Town hall in Romans-sur-Isère, France

The Hôtel de Ville (/fr/, City Hall) is a municipal building in Romans-sur-Isère, Drôme, in southeastern France, standing on Place Jules Nadi.

==History==
Under the ancien régime, the consuls originally rented a room for their meetings. This arrangement continued until July 1374, when a former consul, Perrot de Verdun, bequeathed his house on the south side of Rue de l'Armillerie to the town for the purposes of establishing a municipal office, to be known as the Maison Commune. The pediment above the door was inscribed "Romans se gouverne par ses bonnes manières et ses hons citoyens" ("Romans governs itself by its good manners and its honorable citizens"). The building was restored in 1499, in 1562, in 1567 and in 1756. After it was no longer required for municipal use, it was sold to a private purchaser. It then served successively as a performance hall, as a private residence and then as a military barracks, before being demolished to allow the expansion of an adjacent street in 1895.

Following the French Revolution, the new town council decided to acquire a more substantial building for municipal use. The building they selected, on the north side of what is now Place Jules Nadi, was the Couvent des Cordeliers (Convent of the Cordeliers). The convent was established by Aymar VI de Poitiers in June 1252 and was subsequently managed by the Franciscans. It was sacked by the Huguenots in 1562 and then burned down by them in 1567 during the French Wars of Religion. After the convent was confiscated by the state as biens nationaux (for the good of the state), the monks were driven out and it was acquired by the council in 1790.

Although the council initially agreed to meet in part of the former convent, the building was too dilapidated for long term use and, in the late 18th century, the council decided to demolish it and to erect a new building on the same site. The new building was designed in the neoclassical style, built in ashlar stone and was completed in 1802. It was modified in the mid-19th century.

The design involved a symmetrical main frontage of 16 bays facing onto what is now Place Jules Nadi.

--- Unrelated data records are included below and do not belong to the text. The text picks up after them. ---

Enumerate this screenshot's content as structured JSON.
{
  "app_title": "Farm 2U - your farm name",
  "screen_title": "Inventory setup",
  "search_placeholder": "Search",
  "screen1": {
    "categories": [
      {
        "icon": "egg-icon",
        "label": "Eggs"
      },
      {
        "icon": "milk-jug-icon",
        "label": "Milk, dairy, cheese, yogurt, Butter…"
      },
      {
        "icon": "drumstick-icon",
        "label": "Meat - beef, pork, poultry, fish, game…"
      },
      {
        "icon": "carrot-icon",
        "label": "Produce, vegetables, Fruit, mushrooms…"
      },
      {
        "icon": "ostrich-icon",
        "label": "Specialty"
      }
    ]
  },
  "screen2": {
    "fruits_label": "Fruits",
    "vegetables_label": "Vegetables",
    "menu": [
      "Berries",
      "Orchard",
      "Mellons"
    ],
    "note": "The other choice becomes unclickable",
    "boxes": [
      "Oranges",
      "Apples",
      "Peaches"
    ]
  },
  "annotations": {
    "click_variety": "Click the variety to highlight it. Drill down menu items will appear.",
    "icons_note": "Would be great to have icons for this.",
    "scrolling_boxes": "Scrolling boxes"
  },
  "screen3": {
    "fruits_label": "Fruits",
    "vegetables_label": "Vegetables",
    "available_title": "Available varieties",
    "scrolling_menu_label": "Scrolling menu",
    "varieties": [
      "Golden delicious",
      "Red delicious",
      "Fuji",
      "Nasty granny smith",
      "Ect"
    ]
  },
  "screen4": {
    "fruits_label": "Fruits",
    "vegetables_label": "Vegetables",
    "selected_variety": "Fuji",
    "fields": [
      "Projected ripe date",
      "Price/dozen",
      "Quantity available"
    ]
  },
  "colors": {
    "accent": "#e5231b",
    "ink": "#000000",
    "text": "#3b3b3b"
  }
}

It was laid out with a central section of two bays, two wings of four bays each and, beyond that, two pavilions of three bays each. The central section and the wings were three storeys high, while the pavilions were four storeys high. The central section featured two doorways with triangular pediments on the ground floor, two French doors and a balustraded balcony on the first floor, and two casement windows on the second floor. The central bay was flanked by banded pilasters supporting an open pediment with a coat of arms in the tympanum. The other bays were fenestrated by casement windows with moulded surrounds. The pavilions were flanked by banded pilasters supporting cornices and pyramid-shaped roofs. Internally, the principal room was the Salle du Conseil (council chamber).

On 22 August 1944, during the Second World War, troops of the 12th Cuirassier Regiment together with elements of the Francs-Tireurs et Partisans entered the town and seized the town hall. The council chamber was refurnished with fine woodwork recovered from a former clothing store owned by Parfait Lanaz on Place Jacquemart (now Place Charles de Gaulle) in March 1954. The woodwork was restored by Vallon Faure and the seating reupholstered by Global Concept in 2021.